10/06/2007

Casa própria a partir de R$ 60 mil

Fonte: O Estado de S. Paulo

Construtoras começam a lançar empreendimentos econômicos para atender famílias de rendas média e baixa

Niels Andreas/AEZap o especialista em imóveisNegócio – Agente financeiro Vitor Lemos ofereceu R$16 mil como entrada e parcelou o restante

Ante a tanta oferta de crédito imobiliário, que torna o sonho da casa própria mais acessível às famílias de faixas de renda mais baixa, construtoras e incorporadoras começam a responder ao mercado oferecendo unidades de valor menor. São os chamados lançamentos econômicos.

Até o ano passado, os empreendimentos de alto padrão dominavam o mercado. Mas nos primeiros meses deste ano, o cenário começou a mudar. As unidades de dois dormitórios, por exemplo, já aparecem em maior número do que as de alto padrão: 3.489 de dois quartos, contra 1.776 de quatro quartos, na cidade de São Paulo, entre janeiro e abril, conforme dados da Empresa Brasileira de Estudos do Patrimônio (Embraesp).

Algumas incorporadoras estão realizando parcerias, fusões e aquisições para se especializar nesse nicho de mercado. É o caso da Cyrela Brazil Realty que realizou uma joint venture com a Plano&Plano e lançou a marca Living.

A Gafisa também se uniu à Odebrecht para construir imóveis voltados a famílias de até sete salários mínimos. A empresa ainda criou a empresa Fit Residencial para atuar no mercado de classe média e baixa renda. O chamariz das vendas será o financiamento. Para isso, firmou parceria com a Caixa Econômica Federal que vai garantir crédito para 6 mil unidades.

O primeiro lançamento da empresa foi o Fit Jaçanã, na zona norte, com 224 unidades de dois dormitórios. O preço mínimo é R$ 90,6 mil. O volume de negócios fechado nesse empreendimento por meio de crédito representa 95% do total.

A Rodobens Negócios Imobiliários lançou no ano passado, a marca Terra Nova. Os empreendimentos lançados pelo selo têm valor de venda entre R$ 50 mil e R$120 mil, com área entre 45 e 90 metros quadrados. Grande parte das unidades é de casas térreas. “”Este tipo de empreendimento atende a um enorme segmento da população que, até então, não tinha acesso a um tipo de moradia como os condomínios fechados, cercados de infra-estrutura, segurança, lazer e paisagismo, típicas de projetos de alto padrão e maior custo de aquisição””, afirma o diretor de Relações com Investidores, Orlando Viscardi. O público é de famílias com renda entre cinco e dez salários mínimos.

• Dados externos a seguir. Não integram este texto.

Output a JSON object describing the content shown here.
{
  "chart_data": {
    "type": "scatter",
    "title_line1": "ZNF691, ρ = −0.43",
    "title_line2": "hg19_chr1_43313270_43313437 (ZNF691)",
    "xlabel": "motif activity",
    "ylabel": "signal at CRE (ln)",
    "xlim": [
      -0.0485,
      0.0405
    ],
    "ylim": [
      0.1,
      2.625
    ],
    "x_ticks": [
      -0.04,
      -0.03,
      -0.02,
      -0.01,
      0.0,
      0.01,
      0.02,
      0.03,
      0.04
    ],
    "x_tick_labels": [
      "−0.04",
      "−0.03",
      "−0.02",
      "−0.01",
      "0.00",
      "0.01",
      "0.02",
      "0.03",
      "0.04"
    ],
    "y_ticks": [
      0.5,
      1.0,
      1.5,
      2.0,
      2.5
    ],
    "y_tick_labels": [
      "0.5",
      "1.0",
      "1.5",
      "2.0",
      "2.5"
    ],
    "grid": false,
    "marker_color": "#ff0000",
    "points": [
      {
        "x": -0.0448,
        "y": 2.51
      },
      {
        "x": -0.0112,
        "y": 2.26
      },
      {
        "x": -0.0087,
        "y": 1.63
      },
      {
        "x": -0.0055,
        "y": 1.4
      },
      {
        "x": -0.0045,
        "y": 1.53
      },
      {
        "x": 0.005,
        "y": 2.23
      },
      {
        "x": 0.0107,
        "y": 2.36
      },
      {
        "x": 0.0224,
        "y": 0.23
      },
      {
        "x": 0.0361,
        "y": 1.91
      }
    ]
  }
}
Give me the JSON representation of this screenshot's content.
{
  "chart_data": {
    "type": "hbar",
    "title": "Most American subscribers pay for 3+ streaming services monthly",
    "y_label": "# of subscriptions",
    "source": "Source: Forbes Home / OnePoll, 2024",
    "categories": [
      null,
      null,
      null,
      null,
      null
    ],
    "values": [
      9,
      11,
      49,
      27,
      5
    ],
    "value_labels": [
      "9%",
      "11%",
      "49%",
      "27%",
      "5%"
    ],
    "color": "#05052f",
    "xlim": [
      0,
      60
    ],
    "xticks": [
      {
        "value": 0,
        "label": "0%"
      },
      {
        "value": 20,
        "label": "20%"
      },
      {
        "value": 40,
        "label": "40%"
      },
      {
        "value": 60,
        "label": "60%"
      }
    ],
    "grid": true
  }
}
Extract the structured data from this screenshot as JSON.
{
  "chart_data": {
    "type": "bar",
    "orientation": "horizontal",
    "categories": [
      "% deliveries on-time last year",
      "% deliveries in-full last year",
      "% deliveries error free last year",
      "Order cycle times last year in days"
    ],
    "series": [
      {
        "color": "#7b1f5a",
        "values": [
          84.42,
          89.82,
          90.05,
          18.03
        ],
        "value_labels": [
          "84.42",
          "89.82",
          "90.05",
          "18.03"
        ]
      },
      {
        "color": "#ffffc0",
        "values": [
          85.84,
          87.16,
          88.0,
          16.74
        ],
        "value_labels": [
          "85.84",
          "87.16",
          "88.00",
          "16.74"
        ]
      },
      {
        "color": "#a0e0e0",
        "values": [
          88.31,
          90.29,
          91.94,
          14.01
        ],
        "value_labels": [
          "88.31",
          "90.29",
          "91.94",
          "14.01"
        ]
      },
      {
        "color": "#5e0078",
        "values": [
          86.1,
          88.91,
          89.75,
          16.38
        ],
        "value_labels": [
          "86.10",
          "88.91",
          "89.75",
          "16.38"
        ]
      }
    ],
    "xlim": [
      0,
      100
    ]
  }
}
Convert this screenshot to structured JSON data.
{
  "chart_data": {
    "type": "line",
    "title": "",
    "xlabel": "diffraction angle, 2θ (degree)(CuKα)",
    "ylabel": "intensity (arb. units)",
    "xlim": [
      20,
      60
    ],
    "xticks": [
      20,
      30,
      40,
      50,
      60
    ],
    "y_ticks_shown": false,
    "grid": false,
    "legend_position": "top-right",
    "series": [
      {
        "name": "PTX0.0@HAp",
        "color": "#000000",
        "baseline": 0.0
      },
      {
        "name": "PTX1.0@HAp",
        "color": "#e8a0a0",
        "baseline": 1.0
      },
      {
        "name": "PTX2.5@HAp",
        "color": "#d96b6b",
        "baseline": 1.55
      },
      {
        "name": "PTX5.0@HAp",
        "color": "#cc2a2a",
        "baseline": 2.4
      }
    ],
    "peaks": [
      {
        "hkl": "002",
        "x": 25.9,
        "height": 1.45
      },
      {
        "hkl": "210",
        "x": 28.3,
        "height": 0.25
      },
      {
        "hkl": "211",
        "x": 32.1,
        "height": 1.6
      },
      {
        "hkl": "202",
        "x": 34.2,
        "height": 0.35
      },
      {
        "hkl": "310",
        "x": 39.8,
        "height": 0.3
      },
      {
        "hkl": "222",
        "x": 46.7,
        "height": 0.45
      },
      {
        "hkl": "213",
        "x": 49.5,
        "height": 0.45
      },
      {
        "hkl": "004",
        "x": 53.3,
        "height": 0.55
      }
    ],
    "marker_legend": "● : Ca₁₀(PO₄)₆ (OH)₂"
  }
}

Até agora, foram nove projetos lançados neste segmento desde 1991 pela Rodobens, sendo dois pela marca Terra Nova. Este ano, haverá mais lançamentos similares. Estão previstos 12 novos projetos da marca, totalizando quase 4 mil unidades. Dos investimentos totais do ano, 95% devem ser da nova marca. A companhia divulgou que a sua meta de lançamentos para 2007 representa um crescimento de 172% no valor geral de vendas e 277% no número de unidades, em relação ao ano passado.

Aposta

A Rossi Residencial ampliou sua linha de produtos por conta do grande potencial de crescimento que o segmento econômico oferece, segundo afirma o gerente de Marketing Institucional da Rossi Residencial, Rafael Rossi. Empreendimentos menores foram lançados em mais de dez cidades, com unidades de dois a três dormitórios, e preços entre R$ 60 mil e R$ 130 mil. “”Pretendemos ampliar esta atuação ainda mais daqui para frente.”” As vendas a crédito representam 98% das negociações da Rossi.

Comprador troca aluguel pela prestação

O agente financeiro Victor Alex Lemos, de 29 anos, está eufórico. Este mês vai sair da casa alugada na Vila Matilde, zona leste, para um apartamento novo, de dois dormitórios, em Pirituba, zona oeste. O imóvel levantado pela construtora Mudar custou R$ 60 mil. Lemos ofereceu R$ 16 mil como entrada e financiou o restante pela Caixa Econômica Federal. “”Tive a proposta aprovada pelo banco e a construtora deu suporte.”” A prestação de R$ 400 vai ficar R$ 100 mais cara que o aluguel que paga. Mas para ele compensa. “”É quase o equivalente””, diz. Ele já havia tentado financiar antes, mas não conseguiu por causa da renda.